I also got to know about Kaggle and KDnuggets. Both are very good sites to browse for data science related information.
Machine Learning
I will regard machine learning as a computer science subject although the statistical counterpart is call statistical learning. Anyway, statistical learning are normally implemented using a computer and therefore machine learning is a more familiar term.
Machine learning is basically using a computer to identify patterns and then make predictions, without the hard coding the logic. In a way it seems like the machine learns about the data. It is a broad but interesting topic.
I would strongly recommend these two resources:
- The video lectures on the book, An Introduction to Statistical Learning with Applications in R, by the authors of the book, who are Stanford University professors. Sit through the 15hours worth of lectures. It is worth it.
- Andrew Ng's Machine Learning Course in Coursera. Coursera, founded by Ng, has a wealth of courses. However, his own course is the must-go to for machine learning. I paid for the certification and it is worth it.
Projects
I think the fastest way to learn is to really do it hands-on. Sure the courses and all will have exercises and assignments, but I do not think it is enough.
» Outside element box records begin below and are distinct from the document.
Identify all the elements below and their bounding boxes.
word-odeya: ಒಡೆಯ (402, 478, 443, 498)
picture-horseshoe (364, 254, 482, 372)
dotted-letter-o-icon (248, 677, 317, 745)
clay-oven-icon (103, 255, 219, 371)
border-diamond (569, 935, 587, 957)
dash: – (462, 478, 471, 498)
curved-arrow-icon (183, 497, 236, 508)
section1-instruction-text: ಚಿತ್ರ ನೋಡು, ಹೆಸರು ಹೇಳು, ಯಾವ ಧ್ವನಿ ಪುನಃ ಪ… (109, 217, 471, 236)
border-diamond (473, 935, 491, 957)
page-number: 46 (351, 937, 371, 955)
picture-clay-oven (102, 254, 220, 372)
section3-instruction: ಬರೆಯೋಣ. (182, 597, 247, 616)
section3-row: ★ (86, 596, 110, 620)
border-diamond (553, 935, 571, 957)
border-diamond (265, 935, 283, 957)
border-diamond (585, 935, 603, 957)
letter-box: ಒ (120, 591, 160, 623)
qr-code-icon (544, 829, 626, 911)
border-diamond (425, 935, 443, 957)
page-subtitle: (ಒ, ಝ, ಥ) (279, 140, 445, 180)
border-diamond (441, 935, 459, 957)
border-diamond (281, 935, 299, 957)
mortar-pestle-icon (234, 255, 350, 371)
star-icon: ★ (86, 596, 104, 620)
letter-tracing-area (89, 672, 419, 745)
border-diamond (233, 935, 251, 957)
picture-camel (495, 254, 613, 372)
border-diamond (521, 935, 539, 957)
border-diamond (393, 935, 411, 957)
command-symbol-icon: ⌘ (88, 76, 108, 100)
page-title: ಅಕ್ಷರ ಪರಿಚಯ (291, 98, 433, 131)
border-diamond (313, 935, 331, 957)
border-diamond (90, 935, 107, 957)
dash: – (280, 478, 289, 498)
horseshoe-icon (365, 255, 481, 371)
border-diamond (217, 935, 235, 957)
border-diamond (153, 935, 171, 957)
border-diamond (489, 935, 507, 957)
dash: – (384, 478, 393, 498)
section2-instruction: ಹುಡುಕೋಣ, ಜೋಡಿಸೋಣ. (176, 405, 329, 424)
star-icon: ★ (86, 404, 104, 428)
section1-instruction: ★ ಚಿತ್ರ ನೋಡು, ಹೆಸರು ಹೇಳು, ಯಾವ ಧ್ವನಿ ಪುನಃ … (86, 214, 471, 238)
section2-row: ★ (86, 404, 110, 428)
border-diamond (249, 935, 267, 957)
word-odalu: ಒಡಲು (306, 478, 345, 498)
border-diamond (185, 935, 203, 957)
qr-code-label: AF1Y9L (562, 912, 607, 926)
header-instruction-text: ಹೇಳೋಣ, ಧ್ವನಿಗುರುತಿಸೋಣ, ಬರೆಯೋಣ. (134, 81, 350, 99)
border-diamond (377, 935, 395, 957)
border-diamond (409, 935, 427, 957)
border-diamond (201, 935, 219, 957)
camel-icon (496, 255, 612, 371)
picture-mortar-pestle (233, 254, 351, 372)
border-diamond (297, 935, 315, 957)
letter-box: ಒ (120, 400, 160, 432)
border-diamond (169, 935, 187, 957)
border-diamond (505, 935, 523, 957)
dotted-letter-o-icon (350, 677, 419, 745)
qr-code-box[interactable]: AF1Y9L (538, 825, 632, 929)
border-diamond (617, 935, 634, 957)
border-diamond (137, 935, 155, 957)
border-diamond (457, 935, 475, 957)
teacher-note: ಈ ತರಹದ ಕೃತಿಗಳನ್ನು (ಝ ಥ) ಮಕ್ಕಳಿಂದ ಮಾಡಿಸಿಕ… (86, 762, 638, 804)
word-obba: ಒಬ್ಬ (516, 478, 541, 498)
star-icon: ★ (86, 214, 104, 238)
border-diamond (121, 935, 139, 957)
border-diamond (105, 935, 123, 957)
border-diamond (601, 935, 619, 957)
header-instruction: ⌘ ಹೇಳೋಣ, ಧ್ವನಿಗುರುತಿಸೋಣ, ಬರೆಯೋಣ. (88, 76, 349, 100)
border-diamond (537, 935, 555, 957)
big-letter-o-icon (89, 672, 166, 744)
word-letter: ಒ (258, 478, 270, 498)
I would pick up data sets that I think it would be interesting to analyse, and or I have certain personal project that I wish to implement in a programme.
I have:
- Attempted analyse Melbourne's land prices data from Kaggle and made predictions using Keras in Python
- Visualised land value in different areas in Singapore
- Wrote a Python script to scrape stock data and select stocks based on Formula Investing Methodology
Continuous Learning
Well, my reading never stops. These are the books that are in the queue:
- Data Analysis and Graphics Using R
- Machine Learning for Predictive Data Analytics
- Modelling Techniques in Predictive Analytics with Python and R
- Data-ism
- Algorithms to Live By
But I am not a Data Scientist, yet.
~Huat